BLOOD ON THE DANCE FLOOR
"Blood On The Dance Floor" was the lead single from the 'HIStory In The Mix' remix album. The track fuses funk and dance in a modern context. In 1997, the song topped the charts in Britain and New Zealand. It made the Top 10 in Europe and Australia.
TIME WAITS FOR NO ONE
The success of the album 'Off The Wall' revived the fortunes of The Jacksons too. Reinvigorated, the brothers delivered a strong album entitled 'Triumph'. Brothers Jackie and Randy Jackson wrote the ballad "Time Waits For No One" which had Michael on lead vocals.
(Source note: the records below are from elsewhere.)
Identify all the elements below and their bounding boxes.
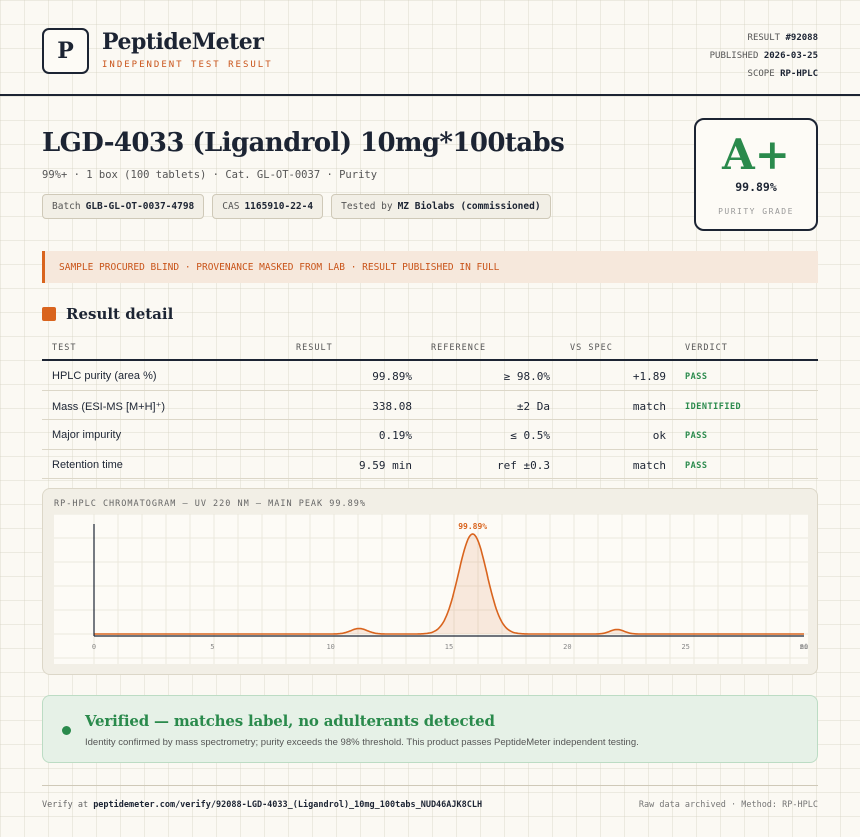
cell-test: HPLC purity (area %) — [52, 370, 157, 382]
chart-plot-area — [54, 514, 808, 664]
grade-label: PURITY GRADE — [718, 207, 794, 216]
published-label: PUBLISHED — [709, 51, 759, 61]
table-row: Retention time 9.59 min ref ±0.3 match P… — [42, 450, 818, 479]
purity-grade-card: A+ 99.89% PURITY GRADE — [694, 118, 818, 231]
verified-panel: Verified — matches label, no adulterants… — [42, 695, 818, 763]
scope-value: RP-HPLC — [780, 69, 818, 79]
x-tick-label: 15 — [445, 643, 453, 651]
product-subline: 99%+ · 1 box (100 tablets) · Cat. GL-OT-… — [42, 169, 378, 181]
peak-annotation: 99.89% — [458, 522, 487, 531]
chip-label: CAS — [222, 201, 240, 212]
table-row: Mass (ESI-MS [M+H]⁺) 338.08 ±2 Da match … — [42, 391, 818, 420]
table-row: HPLC purity (area %) 99.89% ≥ 98.0% +1.8… — [42, 361, 818, 391]
x-tick-label: 10 — [326, 643, 334, 651]
x-tick-label: 5 — [210, 643, 214, 651]
cell-test: Major impurity — [52, 429, 122, 441]
cell-vs-spec: ok — [652, 429, 666, 442]
chip-label: Tested by — [341, 201, 393, 212]
scope-label: SCOPE — [747, 69, 775, 79]
footer-method: Raw data archived · Method: RP-HPLC — [638, 800, 818, 810]
col-test: TEST — [52, 343, 77, 353]
cell-result: 99.89% — [372, 370, 412, 383]
grade-letter: A+ — [722, 130, 790, 179]
verify-link[interactable]: peptidemeter.com/verify/92088-LGD-4033_(… — [93, 800, 483, 810]
chart-title: RP-HPLC CHROMATOGRAM — UV 220 NM — MAIN … — [54, 499, 366, 509]
chromatogram-chart: 0 5 10 15 20 25 30min 99.89% — [54, 514, 808, 664]
section-marker — [42, 307, 56, 321]
col-vs-spec: VS SPEC — [570, 343, 613, 353]
cell-test: Mass (ESI-MS [M+H]⁺) — [52, 400, 166, 413]
brand-tagline: INDEPENDENT TEST RESULT — [102, 60, 273, 70]
batch-chip: Batch GLB-GL-OT-0037-4798 — [42, 194, 205, 219]
cell-reference: ≥ 98.0% — [503, 370, 550, 383]
cell-verdict: PASS — [685, 460, 708, 471]
cell-verdict: PASS — [685, 372, 708, 382]
verified-detail: Identity confirmed by mass spectrometry;… — [85, 737, 639, 748]
x-unit-label: min — [800, 643, 808, 651]
product-chips: Batch GLB-GL-OT-0037-4798 CAS 1165910-22-4… — [42, 194, 551, 219]
provenance-banner: SAMPLE PROCURED BLIND · PROVENANCE MASKE… — [42, 251, 818, 283]
result-detail-heading: Result detail — [42, 305, 173, 323]
product-title: LGD-4033 (Ligandrol) 10mg*100tabs — [42, 128, 565, 158]
cell-vs-spec: match — [632, 399, 666, 413]
chip-label: Batch — [52, 201, 81, 212]
x-tick-label: 20 — [563, 643, 571, 651]
table-header: TEST RESULT REFERENCE VS SPEC VERDICT — [42, 338, 818, 361]
x-tick-label: 25 — [681, 643, 689, 651]
cell-result: 0.19% — [378, 429, 412, 442]
verify-prefix: Verify at — [42, 800, 89, 810]
grade-value: 99.89% — [735, 180, 777, 194]
logo-mark: P — [42, 28, 89, 74]
chromatogram-card: RP-HPLC CHROMATOGRAM — UV 220 NM — MAIN … — [42, 488, 818, 675]
chip-value: 1165910-22-4 — [244, 201, 314, 212]
verified-headline: Verified — matches label, no adulterants… — [85, 712, 495, 730]
x-tick-label: 0 — [92, 643, 96, 651]
cell-verdict: PASS — [685, 431, 708, 441]
cell-test: Retention time — [52, 458, 123, 471]
verified-status-dot — [62, 726, 71, 735]
cell-result: 338.08 — [372, 399, 412, 413]
x-tick-label: 30 — [800, 643, 808, 651]
footer-verify: Verify at peptidemeter.com/verify/92088-… — [42, 800, 482, 810]
cell-result: 9.59 min — [359, 458, 412, 472]
result-table: TEST RESULT REFERENCE VS SPEC VERDICT HP… — [42, 338, 818, 479]
report-header: P PeptideMeter INDEPENDENT TEST RESULT R… — [0, 0, 860, 96]
chromatogram-line — [94, 533, 804, 635]
chip-value: GLB-GL-OT-0037-4798 — [85, 201, 195, 212]
col-result: RESULT — [296, 343, 333, 353]
footer-divider — [42, 785, 818, 786]
cell-reference: ≤ 0.5% — [510, 429, 550, 442]
logo-letter: P — [57, 38, 74, 64]
result-number: #92088 — [785, 33, 818, 43]
cell-reference: ref ±0.3 — [497, 458, 550, 472]
cell-verdict: IDENTIFIED — [685, 401, 742, 412]
brand-name: PeptideMeter — [102, 29, 264, 55]
section-title: Result detail — [66, 305, 174, 323]
cell-vs-spec: +1.89 — [632, 370, 666, 383]
table-row: Major impurity 0.19% ≤ 0.5% ok PASS — [42, 420, 818, 450]
published-date: 2026-03-25 — [763, 51, 818, 61]
cell-vs-spec: match — [632, 458, 666, 472]
col-verdict: VERDICT — [685, 343, 728, 353]
result-label: RESULT — [747, 33, 781, 43]
chromatogram-area — [94, 534, 804, 634]
tested-by-chip: Tested by MZ Biolabs (commissioned) — [331, 194, 551, 219]
cell-reference: ±2 Da — [516, 399, 550, 413]
report-meta: RESULT #92088 PUBLISHED 2026-03-25 SCOPE… — [710, 29, 818, 83]
cas-chip: CAS 1165910-22-4 — [212, 194, 324, 219]
col-reference: REFERENCE — [431, 343, 487, 353]
chip-value: MZ Biolabs (commissioned) — [397, 201, 541, 212]
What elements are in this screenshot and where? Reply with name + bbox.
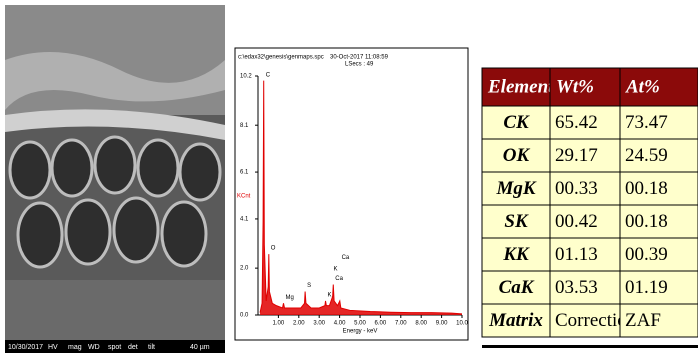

The 2001 Special Edition re-packaging of the 'Bad' album added the previously unreleased track "Fly Away". Michael wrote the smooth soulful song. It was first released by his sister Rebbie Jackson on her 1998 album 'Yours Faithfully'.
GOIN' BACK TO INDIANA
THE JACKSON 5
With an obvious hit act on its roster, Motown was busily churning out Jackson 5 albums. By September 1970, the siblings had already unleashed 3 studio albums for the label. A Christmas LP followed soon after that same year. "Goin' Back To Indiana" was a song written by the Motown writing staffers known as 'The Corporation'. It was included on 'Third Album'.
AIN'T NO SUNSHINE
Michael covered the Bill Withers R&B classic"Ain't No Sunshine" on his 1972 solo release 'Got To Be There'. His delivery defied logic. That such a young child could so convincingly sing about heartache and loss gained Michael immense respect. His remake peaked at #8 on the British chart.